Transalp für Einsteiger

Bulls e-stream EVO FS3

Bulls e-stream EVO FS 3

Im Vergleich zu Yamaha und Bosch
ein auf das allernötigste abgespeckte Display

13.07.2016
Bis ca. Mai 2016 hatte ich keinen Gedanken an ein E-MTB verschwendet. Ich war zwar nicht super fit, aber für ein E-MTB fühlte ich mich noch nicht alt genug (mit 52).
Durch eine junge Kollegin, die sich ein Haibike Xduro Nduro geholt hatte, fing ich an mich mit dem Thema zu beschäftigen und relativ schnell wurde mir klar, dass es viele positive Aspekte für ein E-MTB gibt.
Am meisten hat mich aber der Bosch Werbefilm "Uphill Flow II" beeindruckt, denn dadurch wurde mir bewusst, was bergauf alles möglich ist.

Ich klapperte also diverse bike-Läden im Raum Landshut ab und war extrem überrascht, dass bereits Mitte Mai das Angebot nicht mehr sonderlich groß war.
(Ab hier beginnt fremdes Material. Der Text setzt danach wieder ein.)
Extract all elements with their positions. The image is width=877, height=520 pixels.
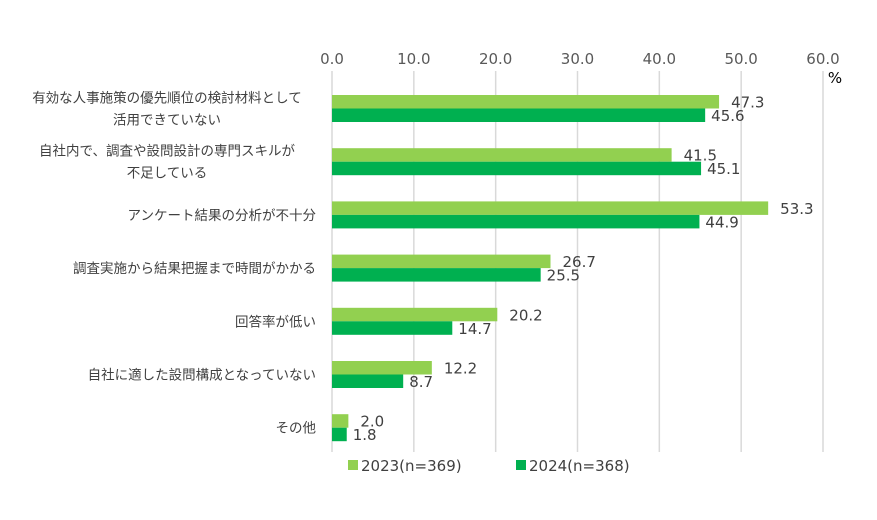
bar-2024-1 xyxy=(332,161,702,176)
category-label: 自社に適した設問構成となっていない xyxy=(88,367,316,384)
bar-2023-3 xyxy=(332,254,551,269)
data-label: 8.7 xyxy=(409,373,433,391)
legend-swatch xyxy=(348,460,358,470)
category-label: 活用できていない xyxy=(113,113,221,129)
unit-label: % xyxy=(828,69,842,87)
bar-2023-2 xyxy=(332,201,769,215)
bar-2023-4 xyxy=(332,307,498,322)
x-tick-label: 20.0 xyxy=(479,50,512,68)
bar-2024-2 xyxy=(332,214,700,229)
category-label: 有効な人事施策の優先順位の検討材料として xyxy=(32,90,302,107)
data-label: 2.0 xyxy=(360,413,384,431)
bar-2024-4 xyxy=(332,321,453,335)
bar-2024-5 xyxy=(332,374,404,388)
bar-2023-1 xyxy=(332,148,672,162)
data-label: 1.8 xyxy=(353,426,377,444)
category-label: その他 xyxy=(276,421,317,437)
category-labels: 有効な人事施策の優先順位の検討材料として活用できていない自社内で、調査や設問設計… xyxy=(32,90,316,437)
x-tick-label: 0.0 xyxy=(320,50,344,68)
bar-2024-3 xyxy=(332,268,541,282)
category-label: 調査実施から結果把握まで時間がかかる xyxy=(73,261,316,277)
category-label: 自社内で、調査や設問設計の専門スキルが xyxy=(39,144,295,160)
data-label: 25.5 xyxy=(547,267,580,285)
data-label: 47.3 xyxy=(731,94,764,112)
bar-2024-0 xyxy=(332,108,706,122)
data-label: 14.7 xyxy=(458,320,491,338)
data-label: 41.5 xyxy=(684,147,717,165)
data-label: 20.2 xyxy=(509,306,542,324)
x-tick-label: 30.0 xyxy=(561,50,594,68)
data-label: 26.7 xyxy=(562,253,595,271)
bar-2023-6 xyxy=(332,414,349,428)
x-axis-ticks: 0.0 10.0 20.0 30.0 40.0 50.0 60.0 xyxy=(320,50,840,68)
bars xyxy=(332,95,769,442)
category-label: 回答率が低い xyxy=(235,313,316,330)
x-tick-label: 10.0 xyxy=(397,50,430,68)
bar-2024-6 xyxy=(332,427,347,442)
data-label: 53.3 xyxy=(780,200,813,218)
x-tick-label: 40.0 xyxy=(643,50,676,68)
legend-label: 2024(n=368) xyxy=(529,457,630,475)
bar-2023-5 xyxy=(332,361,432,375)
data-labels: 47.3 41.5 53.3 26.7 20.2 12.2 2.0 45.6 45.1 44.9 2… xyxy=(353,94,814,445)
x-tick-label: 50.0 xyxy=(724,50,757,68)
data-label: 44.9 xyxy=(705,213,738,231)
data-label: 45.6 xyxy=(711,107,744,125)
bar-2023-0 xyxy=(332,95,720,109)
legend-label: 2023(n=369) xyxy=(361,457,462,475)
x-tick-label: 60.0 xyxy=(806,50,839,68)
legend: 2023(n=369) 2024(n=368) xyxy=(348,457,630,475)
legend-swatch xyxy=(516,460,526,470)
category-label: アンケート結果の分析が不十分 xyxy=(128,208,316,224)
category-label: 不足している xyxy=(127,166,208,182)
data-label: 45.1 xyxy=(707,160,740,178)
data-label: 12.2 xyxy=(444,360,477,378)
Ich konnte ein Haibike XDuro AllMtn RC (mit Bosch-Motor, 500 Wh), ein Haibike SDuro AllMtn Plus (mit Yamaha-Motor, 400 Wh) und das Bulls EVO (mit Brose-Motor, 650 Wh) testen.
Mir war klar, dass sich mein Aktionsradius mit einem derartigen Gerät vergrößern würde d.h. dass meine Hausrunden statt 35-50 km u.U. auch mal 80 und mehr km betragen könnten.
Die 400 Wh im SDuro erschienen mir also zu wenig (obwohl mir natürlich keiner sagen konnte, wie weit man kommt),
das XDuro mit dem Bosch-Antrieb und den 500 Wh hätte mir technisch gesehen gepasst, aber es war in meiner Größe nur noch ein blau/oranges Modell verfügbar und das gefiel mir nicht sonderlich.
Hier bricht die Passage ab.